In other news, women...*sigh* why must I always end up with some strange scenario that involves a woman wanting to be my friend or talking about how it's, in facebook parlance, "complicated," meaning they're "single" but they can't let some one go. God help me.

Car still running good, still happy with that, still doing everything I can to survive. Which is all we can do. That's all I got, sorry, LOL...maybe I'll be inspired to do something when I'm not running around all crazy. Dueces!
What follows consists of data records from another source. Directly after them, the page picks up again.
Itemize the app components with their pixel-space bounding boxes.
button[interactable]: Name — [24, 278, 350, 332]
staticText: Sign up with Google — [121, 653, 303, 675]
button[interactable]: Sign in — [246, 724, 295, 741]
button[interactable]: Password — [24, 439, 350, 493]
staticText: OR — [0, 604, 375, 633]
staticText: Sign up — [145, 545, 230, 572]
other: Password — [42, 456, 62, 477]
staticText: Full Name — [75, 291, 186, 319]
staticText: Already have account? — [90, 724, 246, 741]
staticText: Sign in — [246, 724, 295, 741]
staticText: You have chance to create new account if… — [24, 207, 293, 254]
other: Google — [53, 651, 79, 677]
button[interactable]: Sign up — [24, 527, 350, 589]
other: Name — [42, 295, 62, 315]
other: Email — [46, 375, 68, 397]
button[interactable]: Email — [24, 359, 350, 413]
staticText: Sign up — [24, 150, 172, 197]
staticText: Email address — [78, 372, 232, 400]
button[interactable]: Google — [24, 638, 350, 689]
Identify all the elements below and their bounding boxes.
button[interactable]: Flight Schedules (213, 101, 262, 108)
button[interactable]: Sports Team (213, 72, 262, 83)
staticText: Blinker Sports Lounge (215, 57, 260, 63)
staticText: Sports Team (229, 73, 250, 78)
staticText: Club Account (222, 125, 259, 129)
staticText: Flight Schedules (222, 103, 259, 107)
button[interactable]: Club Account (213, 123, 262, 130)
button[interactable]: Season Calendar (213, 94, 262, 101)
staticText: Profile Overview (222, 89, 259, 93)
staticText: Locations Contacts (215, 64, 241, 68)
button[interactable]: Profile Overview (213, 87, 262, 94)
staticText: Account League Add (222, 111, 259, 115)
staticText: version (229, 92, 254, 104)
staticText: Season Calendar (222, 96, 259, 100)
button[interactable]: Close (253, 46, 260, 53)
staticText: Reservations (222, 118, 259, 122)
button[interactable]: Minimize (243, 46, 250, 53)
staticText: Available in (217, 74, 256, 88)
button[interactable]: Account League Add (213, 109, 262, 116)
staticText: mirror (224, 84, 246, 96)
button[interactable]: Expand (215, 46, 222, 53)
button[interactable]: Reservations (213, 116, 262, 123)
Saturday, September 01, 2007

Adventures in Bonneville

A clear blue sky, one chilly Delaware morning and four pre-set radio stations set the scene for some early morning cruising, which I just got back in from doing. My main purpose was to go to my usual quarter scale at Dover Mall in the First State's capital (I only lost two tenths of a pound this month, ACK!) and to see if my new thing was up for the task of cruising. When I lost my beloved 1994 Mitsubishi Diamante, named "Champ" to brake problems shortly after my grandma's funeral, and then to the junkyard that December, I knew I would have another car eventually, but I never thought I'd be blessed enough to get something as bad ass as the new lady in my life, a 1992 Pontiac Bonneville SE.

She's built like a brickhouse, she hugs the road, turns it on when I need her too, and she's got a lot of junk in the trunk. My kinda girl. Seriously, I really enjoy having a car again just for aimless missions like the one I went on this morning, or yesterday evening's futile attempt to find Tatnall School, where my high school alma mater (Howard High School of Technology: YOU SHOULDA BEEN A WILDCAT!) plays its football season opener next Friday. My best friend, a rising politician who swears he knows New Castle County frontwards and backwards, damn near took me to Kennett Square, PA trying to find this place, but since we were unsuccessful, I'll MapQuest it and go from there.

Hopefully this car will get me through my freelance period here in DE and maybe I can upgrade once I get a full-time gig as a sports writer. Right now after about three days of cruising, I don't have much bad to say about this car. It's truly up to me to maintain it and keep it running right for the time that I have it. That means I might want to see about some brake pads now, LOL....

The car is fun to have because the system bangs (even though it still has a cassette player, which makes me cringe), and slowin' it down coming around the corner blasting "Shawty" by Plies and T-Pain is a good look. Hopefully pictures will be coming soon, especially since I'm still looking pretty damn good myself (finally got a hair cut after five months yesterday), so be on the look out for the pictures of me and my new friend with road benefits. Hey, I had to give you guys some kind of real entry, or you'd kill me :) Happy Labor Day weekend!